Simplified Visualization Creation: Hierarchies make it easier to create visualizations. They enable users to drag and drop entire hierarchies onto visualizations, automatically setting up the required levels of detail without the need to manually select individual fields.

Filtering and Sorting: Hierarchies allow for efficient filtering and sorting. Users can easily filter or sort data based on hierarchy levels, allowing for more focused analysis.

Enhanced Interactivity: Hierarchies improve dashboard interactivity. Tableau dashboards allow users to interactively drill down or roll up through hierarchies, allowing for dynamic data exploration.

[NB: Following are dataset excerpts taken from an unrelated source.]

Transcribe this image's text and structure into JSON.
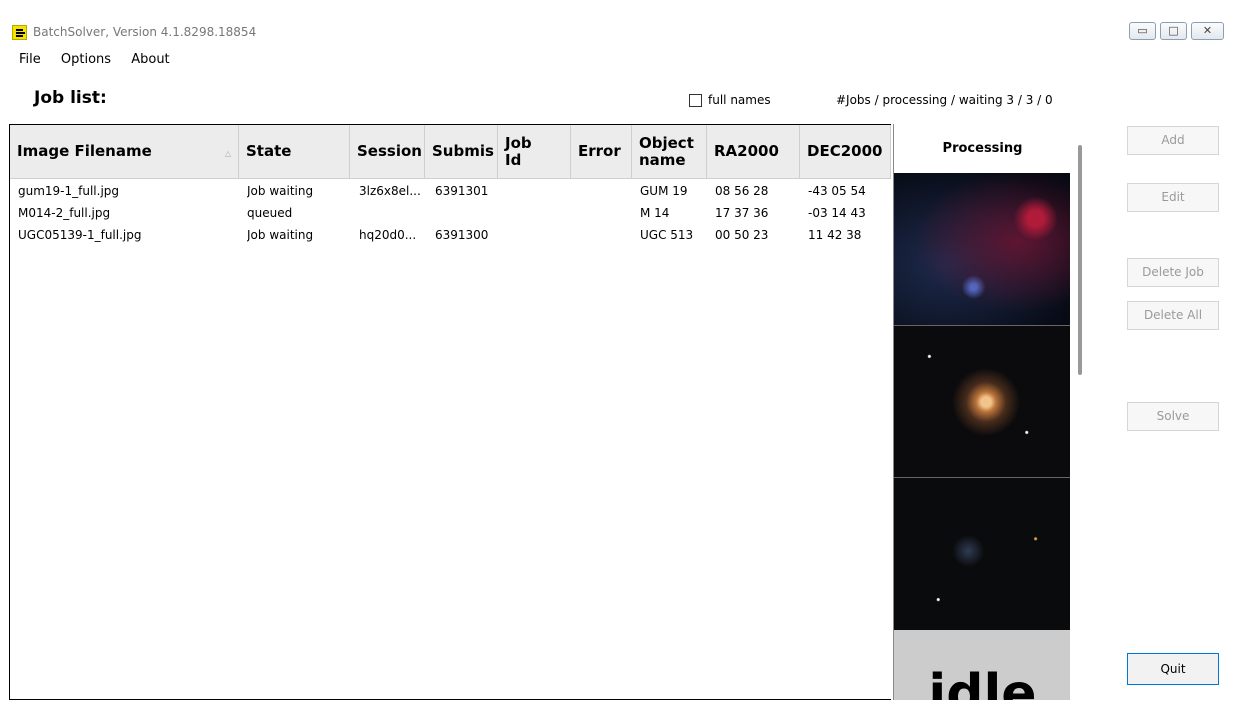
{
  "window": {
    "title": "BatchSolver, Version 4.1.8298.18854",
    "controls": [
      "minimize",
      "maximize",
      "close"
    ]
  },
  "menu": [
    "File",
    "Options",
    "About"
  ],
  "job_list_label": "Job list:",
  "full_names": {
    "label": "full names",
    "checked": false
  },
  "stats": "#Jobs / processing / waiting 3 / 3 / 0",
  "table": {
    "headers": [
      "Image Filename",
      "State",
      "Session",
      "Submis",
      "Job Id",
      "Error",
      "Object name",
      "RA2000",
      "DEC2000"
    ],
    "sort_column": "Image Filename",
    "rows": [
      [
        "gum19-1_full.jpg",
        "Job waiting",
        "3lz6x8el...",
        "6391301",
        "",
        "",
        "GUM 19",
        "08 56 28",
        "-43 05 54"
      ],
      [
        "M014-2_full.jpg",
        "queued",
        "",
        "",
        "",
        "",
        "M 14",
        "17 37 36",
        "-03 14 43"
      ],
      [
        "UGC05139-1_full.jpg",
        "Job waiting",
        "hq20d0...",
        "6391300",
        "",
        "",
        "UGC 513",
        "00 50 23",
        "11 42 38"
      ]
    ]
  },
  "processing": {
    "header": "Processing",
    "thumbnails": [
      "nebula-thumbnail",
      "globular-cluster-thumbnail",
      "dwarf-galaxy-thumbnail"
    ],
    "idle_text": "idle"
  },
  "buttons": {
    "add": "Add",
    "edit": "Edit",
    "delete_job": "Delete Job",
    "delete_all": "Delete All",
    "solve": "Solve",
    "quit": "Quit"
  },
  "colors": {
    "app_icon": "#f4e100",
    "header_bg": "#ececec",
    "disabled_text": "#9a9a9a",
    "focus_border": "#0078d7"
  }
}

Overall, Tableau hierarchies provide a structured and organized approach to data analysis, providing flexibility, ease of use, and a clearer understanding of information at various levels of granularity.

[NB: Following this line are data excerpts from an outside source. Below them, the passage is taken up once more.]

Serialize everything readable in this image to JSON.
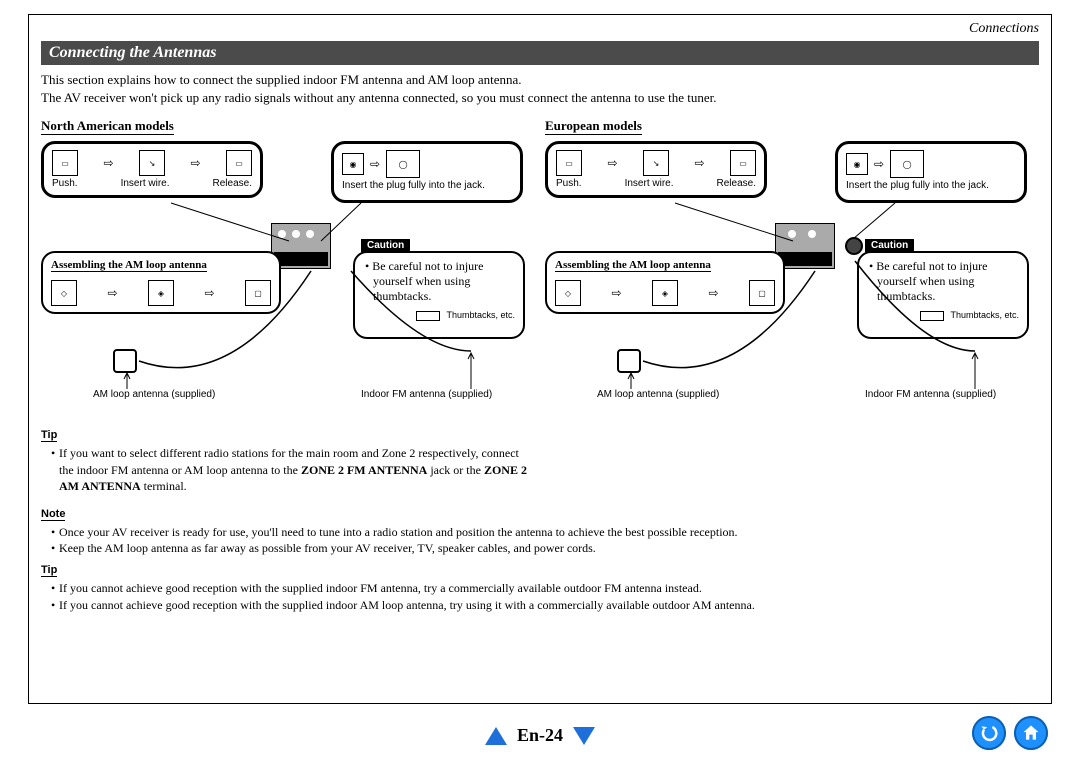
{
  "chapter": "Connections",
  "section_title": "Connecting the Antennas",
  "intro": {
    "line1": "This section explains how to connect the supplied indoor FM antenna and AM loop antenna.",
    "line2": "The AV receiver won't pick up any radio signals without any antenna connected, so you must connect the antenna to use the tuner."
  },
  "columns": {
    "na": {
      "heading": "North American models",
      "steps": {
        "push": "Push.",
        "insert": "Insert wire.",
        "release": "Release."
      },
      "fm_instruction": "Insert the plug fully into the jack.",
      "assembling_title": "Assembling the AM loop antenna",
      "caution_label": "Caution",
      "caution_text": "Be careful not to injure yourself when using thumbtacks.",
      "thumbtack_label": "Thumbtacks, etc.",
      "am_caption": "AM loop antenna (supplied)",
      "fm_caption": "Indoor FM antenna (supplied)"
    },
    "eu": {
      "heading": "European models",
      "steps": {
        "push": "Push.",
        "insert": "Insert wire.",
        "release": "Release."
      },
      "fm_instruction": "Insert the plug fully into the jack.",
      "assembling_title": "Assembling the AM loop antenna",
      "caution_label": "Caution",
      "caution_text": "Be careful not to injure yourself when using thumbtacks.",
      "thumbtack_label": "Thumbtacks, etc.",
      "am_caption": "AM loop antenna (supplied)",
      "fm_caption": "Indoor FM antenna (supplied)"
    }
  },
  "tip1": {
    "label": "Tip",
    "item_prefix": "If you want to select different radio stations for the main room and Zone 2 respectively, connect the indoor FM antenna or AM loop antenna to the ",
    "bold1": "ZONE 2 FM ANTENNA",
    "mid": " jack or the ",
    "bold2": "ZONE 2 AM ANTENNA",
    "suffix": " terminal."
  },
  "note": {
    "label": "Note",
    "items": [
      "Once your AV receiver is ready for use, you'll need to tune into a radio station and position the antenna to achieve the best possible reception.",
      "Keep the AM loop antenna as far away as possible from your AV receiver, TV, speaker cables, and power cords."
    ]
  },
  "tip2": {
    "label": "Tip",
    "items": [
      "If you cannot achieve good reception with the supplied indoor FM antenna, try a commercially available outdoor FM antenna instead.",
      "If you cannot achieve good reception with the supplied indoor AM loop antenna, try using it with a commercially available outdoor AM antenna."
    ]
  },
  "page_number": "En-24"
}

What exactly is a hierarchy data type?

A hierarchy data type is a specific type that represents hierarchical relationships between data elements in the context of databases or data structures. It is intended for the storage and management of data in a hierarchical structure, such as parent-child relationships.

Hierarchical data types are commonly used in databases to represent tree-like structures in which each data element (node) has a relationship with other elements via parent, child, or sibling nodes.

In an organizational chart, for example:

  • Every employee could be represented by a node.
  • Employees have relationships, such as reporting to a manager (parent-child relationship) or working on the same team as colleagues (sibling relationship).
  • Hierarchical data types make it easier to store, query, and manipulate hierarchical structures. They allow operations such as navigating the hierarchy, retrieving parent-child relationships, calculating levels of depth, and organizing data to reflect these relationships.

In the context of Tableau or other data visualization tools, hierarchy data types may refer to how these hierarchical relationships are represented and used within the tool to create visualizations or perform analyses based on the data's hierarchical structures. Creating date hierarchies or organizational hierarchies, for example, for effective data visualization and exploration.

In Tableau, how do you make a hierarchy?

Creating a hierarchy in Tableau is simple. You can make a hierarchy out of existing fields in your data by combining related fields into a structured hierarchy. Here's a step-by-step procedure:

  • Tableau Desktop should be launched and connected to your data source.
  • Go to the Data Pane: In the Data Pane, find the fields that you want to include in your hierarchy.
  • Click and drag the fields you want to include in the hierarchy to select them. For example, if you're making a date hierarchy, drag Year, Quarter, Month, and Day to the "Rows" or "Columns" shelf.
  • Make a Hierarchy:
  • Drag the first field (e.g., Year) onto the second field (e.g., Quarter).
  • Tableau will automatically recognize the relationship and create a hierarchy.
  • Rep for additional levels, dragging fields into the hierarchy in the desired order.
  • Tableau will display the hierarchy in the Rows or Columns shelf as you adjust and organize it. To suit your analysis needs, you can organize the hierarchy by rearranging or nesting fields.
  • Use the Hierarchy: After creating the hierarchy, you can use it in visualizations by dragging it onto the visualization canvas and drilling down or rolling up through different levels within the hierarchy.
  • Customize Hierarchy (Optional): Hierarchies can be customized in Tableau. In the Data pane, right-click on the hierarchy and select "Edit Hierarchy." You can rename, reorder, or remove levels from the hierarchy here.

By using Tableau hierarchies, you can easily explore and analyse data at different levels of detail, allowing for more insightful visualizations and flexible data analysis.

Conclusion

In Tableau, creating hierarchies is a simple process that involves organizing related fields into structured levels, allowing for easy navigation and analysis at various granularities. You can quickly create hierarchies that help visualize data relationships by dragging and arranging fields in the Data pane, allowing for more in-depth and flexible analysis within Tableau visualizations.